IHU On-Line - Qual foi a importância da missão de Ricci na disseminação do catolicismo pelo mundo?

Qian Xiangyang - Em primeiro lugar, como disse o próprio Ricci, a China é uma das maiores pastagens que restam no mundo, na qual ele foi um dos primeiros pastores. Isto já é importante em si mesmo. Em segundo lugar, embora o próprio Ricci não estivesse satisfeito com sua obra, poder-se-ia dizer, levando em consideração o pano de fundo histórico, que ele foi muito bem sucedido, em vista do elevado reconhecimento que teve por parte do imperador e da aceitação por parte das pessoas às quais pregou o catolicismo. Em terceiro lugar, a forma como trabalhou ou a política que adotou poderia ser de grande valor para a disseminação do catolicismo em culturas estrangeiras por parte dos missionários do presente e do futuro.

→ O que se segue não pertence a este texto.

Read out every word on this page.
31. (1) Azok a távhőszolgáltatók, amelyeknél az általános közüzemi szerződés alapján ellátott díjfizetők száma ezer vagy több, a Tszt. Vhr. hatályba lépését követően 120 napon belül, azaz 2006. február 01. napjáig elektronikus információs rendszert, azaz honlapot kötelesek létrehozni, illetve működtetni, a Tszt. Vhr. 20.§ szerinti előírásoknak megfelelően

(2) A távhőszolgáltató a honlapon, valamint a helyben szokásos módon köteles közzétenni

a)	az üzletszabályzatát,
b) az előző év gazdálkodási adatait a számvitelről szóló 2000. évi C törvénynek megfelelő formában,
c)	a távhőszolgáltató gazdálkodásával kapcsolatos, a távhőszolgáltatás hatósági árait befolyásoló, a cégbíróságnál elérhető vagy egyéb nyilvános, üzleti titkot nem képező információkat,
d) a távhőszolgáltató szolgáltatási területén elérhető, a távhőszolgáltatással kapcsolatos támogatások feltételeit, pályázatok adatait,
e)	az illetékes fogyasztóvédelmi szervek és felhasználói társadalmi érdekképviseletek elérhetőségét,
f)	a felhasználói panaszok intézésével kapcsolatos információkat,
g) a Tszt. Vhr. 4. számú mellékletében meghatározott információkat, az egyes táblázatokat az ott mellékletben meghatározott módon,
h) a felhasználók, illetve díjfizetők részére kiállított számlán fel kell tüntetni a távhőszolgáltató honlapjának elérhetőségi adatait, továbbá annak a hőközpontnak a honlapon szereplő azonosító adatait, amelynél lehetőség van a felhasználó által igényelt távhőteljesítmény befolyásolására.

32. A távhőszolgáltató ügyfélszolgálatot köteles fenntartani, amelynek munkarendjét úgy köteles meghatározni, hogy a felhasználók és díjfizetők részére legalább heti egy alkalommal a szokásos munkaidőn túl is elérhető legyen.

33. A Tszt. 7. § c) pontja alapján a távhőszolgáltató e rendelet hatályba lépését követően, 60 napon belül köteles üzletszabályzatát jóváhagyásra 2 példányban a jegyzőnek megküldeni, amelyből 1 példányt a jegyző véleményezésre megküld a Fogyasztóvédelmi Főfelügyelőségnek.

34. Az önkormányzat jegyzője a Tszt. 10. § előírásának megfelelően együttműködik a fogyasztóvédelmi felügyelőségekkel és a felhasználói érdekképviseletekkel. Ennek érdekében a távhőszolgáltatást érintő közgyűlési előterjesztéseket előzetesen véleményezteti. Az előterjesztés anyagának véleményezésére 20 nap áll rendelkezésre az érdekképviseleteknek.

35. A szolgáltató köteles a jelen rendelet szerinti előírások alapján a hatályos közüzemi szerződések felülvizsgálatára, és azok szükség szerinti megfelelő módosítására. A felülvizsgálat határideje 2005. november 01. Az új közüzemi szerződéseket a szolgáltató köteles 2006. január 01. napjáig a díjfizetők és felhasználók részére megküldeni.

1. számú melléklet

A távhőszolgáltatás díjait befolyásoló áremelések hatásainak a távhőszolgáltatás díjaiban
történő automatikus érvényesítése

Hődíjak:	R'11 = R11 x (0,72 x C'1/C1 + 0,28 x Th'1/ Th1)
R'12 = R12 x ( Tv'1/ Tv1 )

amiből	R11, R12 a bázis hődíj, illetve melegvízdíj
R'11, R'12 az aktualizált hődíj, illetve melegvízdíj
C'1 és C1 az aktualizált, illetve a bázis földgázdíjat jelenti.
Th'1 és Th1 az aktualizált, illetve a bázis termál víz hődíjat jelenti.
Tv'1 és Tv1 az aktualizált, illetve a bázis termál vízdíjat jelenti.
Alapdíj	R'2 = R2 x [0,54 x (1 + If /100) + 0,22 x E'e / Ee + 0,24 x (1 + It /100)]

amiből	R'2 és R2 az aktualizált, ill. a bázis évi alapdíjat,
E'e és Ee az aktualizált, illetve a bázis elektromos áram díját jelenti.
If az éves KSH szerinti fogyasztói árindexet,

IHU On-Line - Quais foram as principais contribuições de Ricci para a ciência na China?

Qian Xiangyang - Eu diria que a mais importante contribuição é a tradução dos primeiros Seis Livros dos Elementos, de Euclides. Isto contribuiu para o início da matemática moderna na China. Após comparar Euclides e os Nove livros de aritmética, que é um clássico chinês, Xu Guangqi, o cotradutor de Euclides, disse: “As técnicas [dos dois] são mais ou menos as mesmas, enquanto que o sentido interior está inteiramente ausente [no clássico chinês].” Com a tradução de Euclides, Ricci e Xu também estabeleceram o sistema terminológico chinês da geometria. Os termos chineses que designam o ponto, a linha, o plano e até a própria geometria foram decididos pelos dois e ainda são usados hoje em dia.

IHU On-Line - E no que tange à filosofia, quais foram as aproximações e diálogos que aconteceram àquela época entre Oriente e Ocidente?

Qian Xiangyang - No tocante à filosofia, Ricci discutiu com seus interlocutores chineses muitos temas, como, por exemplo, a religião, moralidade, ética, etc. Mas eu gostaria de mencionar especialmente um problema de epistemologia do qual o próprio Ricci talvez não estivesse plenamente consciente, mas para o qual ele contribuiu, até certo ponto, com a tradução de Euclides.
Como eu disse anteriormente, Xu descobriu as diferenças essenciais entre Euclides e o clássico chinês da aritmética. Mais tarde, isto levou a discussões epistemológicas a respeito de haver algo errado na forma chinesa de conhecer o mundo. Algumas pessoas sustentam que a forma chinesa de pensar é demasiado empírica e concreta e carece do estilo ocidental de racionalismo abstrato. Isto tende a ser compreendido como uma deficiência da cultura chinesa, como evidencia o conhecido texto de Mou Zongsan intitulado The concrete & abstract senses of the chinese, de 1936. O que também está relacionado com o problema da epistemologia é a chamada “Pergunta de Needham”: por que as ciências modernas surgiram no Ocidente, e não na China? Ela ainda é objeto de acalorada discussão na atualidade, mas também foi brevemente mencionada por Ricci.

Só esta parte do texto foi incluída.